Pinky carefully returned the photo to the chest, pushing it against the wall next to a heavy dresser with a small brass mirror overturned on top. Just above her on the imposing Edwardian-style bed, her grandmother’s enormous belly rose from a faded sheet like a snowcapped peak, her snores already at deafening levels. A mosquito coil burned in one corner, releasing a bittersweet smell, where a temperamental air-conditioning unit jutted out from the wall. Pinky clicked the knob and the machine sputtered to high, offering a blast of cooling air. It was early June, the hottest, most unbearable, most humid stretch of the year, and sleep without the AC was nearly impossible.
She sat on the bed, pulling her grandmother’s warm hands, knotted and thick with bluish veins, into her own. They were life-giving hands, ones that had held her, clothed her, and fed her ever since she had been a motherless infant thirteen years ago. When Pinky was younger and still sleeping in the huge Edwardian bed, she used to hold on to one of Maji’s hands through the night and perform a little ritual whenever she was afraid or sick. Turning it face up, Pinky ran her finger along the lines in the palm, starting with the thickest one that curved around the thumb. She meticulously touched a line for each of her years, as if to somehow map herself into the infinite universe within Maji’s hand. She incanted a small prayer: I am in you. Even at thirteen, Pinky still continued with this small assertion of belonging.
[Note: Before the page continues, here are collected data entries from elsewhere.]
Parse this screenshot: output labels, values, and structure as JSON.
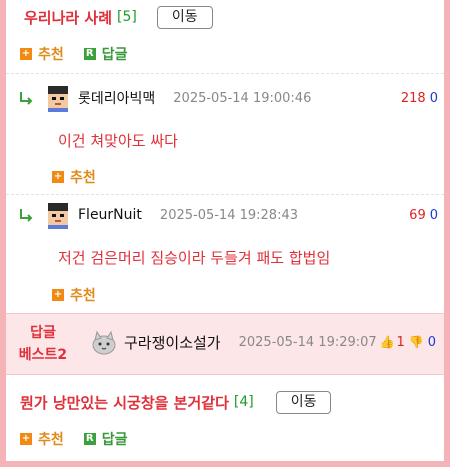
{
  "post1": {
    "title": "우리나라 사례",
    "count": "[5]",
    "move_label": "이동",
    "recommend_label": "추천",
    "reply_label": "답글"
  },
  "replies": [
    {
      "nick": "롯데리아빅맥",
      "date": "2025-05-14 19:00:46",
      "up": "218",
      "down": "0",
      "content": "이건 쳐맞아도 싸다",
      "recommend_label": "추천"
    },
    {
      "nick": "FleurNuit",
      "date": "2025-05-14 19:28:43",
      "up": "69",
      "down": "0",
      "content": "저건 검은머리 짐승이라 두들겨 패도 합법임",
      "recommend_label": "추천"
    }
  ],
  "best": {
    "label_line1": "답글",
    "label_line2": "베스트2",
    "nick": "구라쟁이소설가",
    "date": "2025-05-14 19:29:07",
    "up": "1",
    "down": "0"
  },
  "post2": {
    "title": "뭔가 낭만있는 시궁창을 본거같다",
    "count": "[4]",
    "move_label": "이동",
    "recommend_label": "추천",
    "reply_label": "답글"
  },
  "colors": {
    "accent_red": "#e0303a",
    "count_green": "#1e9c2a",
    "border_pink": "#f5b3b8",
    "best_bg": "#fde6e8"
  },
  "icons": {
    "reply": "reply-arrow-icon",
    "plus": "plus-icon",
    "reply_badge": "reply-badge-icon",
    "avatar_pixel": "pixel-avatar-icon",
    "avatar_cat": "cat-avatar-icon",
    "thumb_up": "thumbs-up-icon",
    "thumb_down": "thumbs-down-icon"
  }
}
After she had finished, she wiped up the spilled water and retrieved the steel cup. Peering down the dark east hallway that ran from a locked teak door on the front verandah and across the entire length of the bungalow, she could barely make out a dim glow from a large window overlooking the back garden. A parallel hallway ran down the other, west side of the bungalow, dividing it into roughly three sections with bedrooms, bathrooms, and the kitchen in either wing, and the front parlor, the dining hall, and living room in the center. The one-story bungalow had been built over a hundred years earlier by a high-ranking East India Company officer as an architectural symbol of the British Raj. His wife, longing for the tidy coolness of Home, however, had irritably christened the bungalow The Jungle. Pinky loved its elegant symmetry and grand teak doors, its Moghul-inspired archways, and the lush, tropical garden in back with its grove of mango trees.